How to trade with the Descent Block Candlestick Pattern?

When trading in financial markets, it is essential to identify support and resistance levels and pay attention to technical indicators before placing orders. I believe these are among the main rules of technical analysis. When trading based on the Descent Block Candlestick Pattern, we should wait for the completion of the pattern with the closing of the last candle. Then, setting Buy, Take Profit and Stop Loss levels would be the right approach.

According to some traders, the Entry order is confirmed at the midpoint of the body of the last red (black) candle, and they wait for the price to exceed this point. On the other hand, some traders place a Buy order at the opening point of the last candle.

The Stop Loss level is commonly set at the lowest shadow of the last candle. However, sometimes the closing point of the last candle is chosen.

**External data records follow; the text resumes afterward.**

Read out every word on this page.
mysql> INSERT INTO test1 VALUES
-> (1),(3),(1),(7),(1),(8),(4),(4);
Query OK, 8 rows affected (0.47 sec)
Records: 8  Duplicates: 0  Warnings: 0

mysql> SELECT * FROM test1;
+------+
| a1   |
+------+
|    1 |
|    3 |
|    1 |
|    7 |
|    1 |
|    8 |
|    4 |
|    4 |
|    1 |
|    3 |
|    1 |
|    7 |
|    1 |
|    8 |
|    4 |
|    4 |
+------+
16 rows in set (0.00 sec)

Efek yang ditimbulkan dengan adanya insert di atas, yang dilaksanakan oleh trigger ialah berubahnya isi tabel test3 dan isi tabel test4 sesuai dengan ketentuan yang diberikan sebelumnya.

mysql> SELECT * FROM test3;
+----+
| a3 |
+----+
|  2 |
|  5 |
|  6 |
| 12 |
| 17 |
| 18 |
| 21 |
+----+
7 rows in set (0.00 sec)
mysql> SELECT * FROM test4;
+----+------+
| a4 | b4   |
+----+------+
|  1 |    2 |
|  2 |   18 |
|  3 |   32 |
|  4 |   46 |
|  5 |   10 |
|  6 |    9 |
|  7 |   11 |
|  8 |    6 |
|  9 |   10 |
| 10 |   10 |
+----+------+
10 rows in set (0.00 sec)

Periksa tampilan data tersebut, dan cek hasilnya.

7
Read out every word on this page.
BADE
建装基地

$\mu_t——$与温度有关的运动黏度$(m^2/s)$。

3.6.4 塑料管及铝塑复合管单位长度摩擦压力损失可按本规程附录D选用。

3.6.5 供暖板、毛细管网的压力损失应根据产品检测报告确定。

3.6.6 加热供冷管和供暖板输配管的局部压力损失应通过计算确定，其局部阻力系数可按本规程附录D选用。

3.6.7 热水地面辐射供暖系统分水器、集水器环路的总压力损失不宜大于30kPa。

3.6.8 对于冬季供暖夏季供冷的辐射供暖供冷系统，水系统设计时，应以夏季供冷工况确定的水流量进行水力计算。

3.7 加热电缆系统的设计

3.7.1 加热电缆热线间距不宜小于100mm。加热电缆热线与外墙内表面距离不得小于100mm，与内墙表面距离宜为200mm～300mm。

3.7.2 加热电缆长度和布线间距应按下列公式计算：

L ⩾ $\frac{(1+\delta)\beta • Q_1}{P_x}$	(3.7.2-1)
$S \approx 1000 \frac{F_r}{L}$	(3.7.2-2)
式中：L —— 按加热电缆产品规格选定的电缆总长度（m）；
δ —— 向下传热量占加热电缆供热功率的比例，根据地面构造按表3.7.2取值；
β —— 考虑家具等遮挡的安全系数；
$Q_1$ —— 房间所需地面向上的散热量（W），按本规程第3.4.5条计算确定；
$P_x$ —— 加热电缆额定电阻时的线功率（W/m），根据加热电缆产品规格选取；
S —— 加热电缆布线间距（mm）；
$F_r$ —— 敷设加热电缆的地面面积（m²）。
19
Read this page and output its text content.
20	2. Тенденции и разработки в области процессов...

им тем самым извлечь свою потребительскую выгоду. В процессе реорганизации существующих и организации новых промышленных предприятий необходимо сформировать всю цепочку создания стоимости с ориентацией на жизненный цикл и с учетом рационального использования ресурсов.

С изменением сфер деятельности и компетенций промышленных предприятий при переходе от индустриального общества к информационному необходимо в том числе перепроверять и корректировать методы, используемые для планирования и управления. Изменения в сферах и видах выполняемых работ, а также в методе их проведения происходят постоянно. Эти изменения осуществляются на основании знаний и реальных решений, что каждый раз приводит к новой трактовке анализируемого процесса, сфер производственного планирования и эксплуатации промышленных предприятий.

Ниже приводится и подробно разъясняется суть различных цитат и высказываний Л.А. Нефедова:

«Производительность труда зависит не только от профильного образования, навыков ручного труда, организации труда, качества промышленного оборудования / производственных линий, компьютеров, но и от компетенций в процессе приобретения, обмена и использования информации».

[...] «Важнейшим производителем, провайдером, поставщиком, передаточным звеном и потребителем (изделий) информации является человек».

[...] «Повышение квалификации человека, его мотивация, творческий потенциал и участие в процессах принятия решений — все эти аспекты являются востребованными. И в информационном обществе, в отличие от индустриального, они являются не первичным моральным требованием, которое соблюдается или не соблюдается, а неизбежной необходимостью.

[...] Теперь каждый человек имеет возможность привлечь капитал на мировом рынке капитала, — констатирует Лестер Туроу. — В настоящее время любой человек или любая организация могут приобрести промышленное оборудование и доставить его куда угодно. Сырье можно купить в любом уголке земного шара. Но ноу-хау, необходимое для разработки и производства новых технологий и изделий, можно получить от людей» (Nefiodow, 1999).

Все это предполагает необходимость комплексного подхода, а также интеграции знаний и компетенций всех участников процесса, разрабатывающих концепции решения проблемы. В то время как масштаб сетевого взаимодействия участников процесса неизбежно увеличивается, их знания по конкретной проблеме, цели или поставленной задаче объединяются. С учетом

The Take Profit level can be set as Target 1, Target 2, Target 3, and so on. The most commonly used and reliable target, which is Target 1, is usually set at the opening price of the first red (black) candle. Here is a live example of this in the stock "Rolls Royce Holdings ORD GBP0.20":

Learn how to use target, entry and stop loss levels in a live trade with the Descent Block Pattern for profitable outcomes
Live Trading with the Descent Block Pattern

Information. However, there is also the Advance Block candlestick pattern, which is the opposite of the Descent Block candlestick pattern.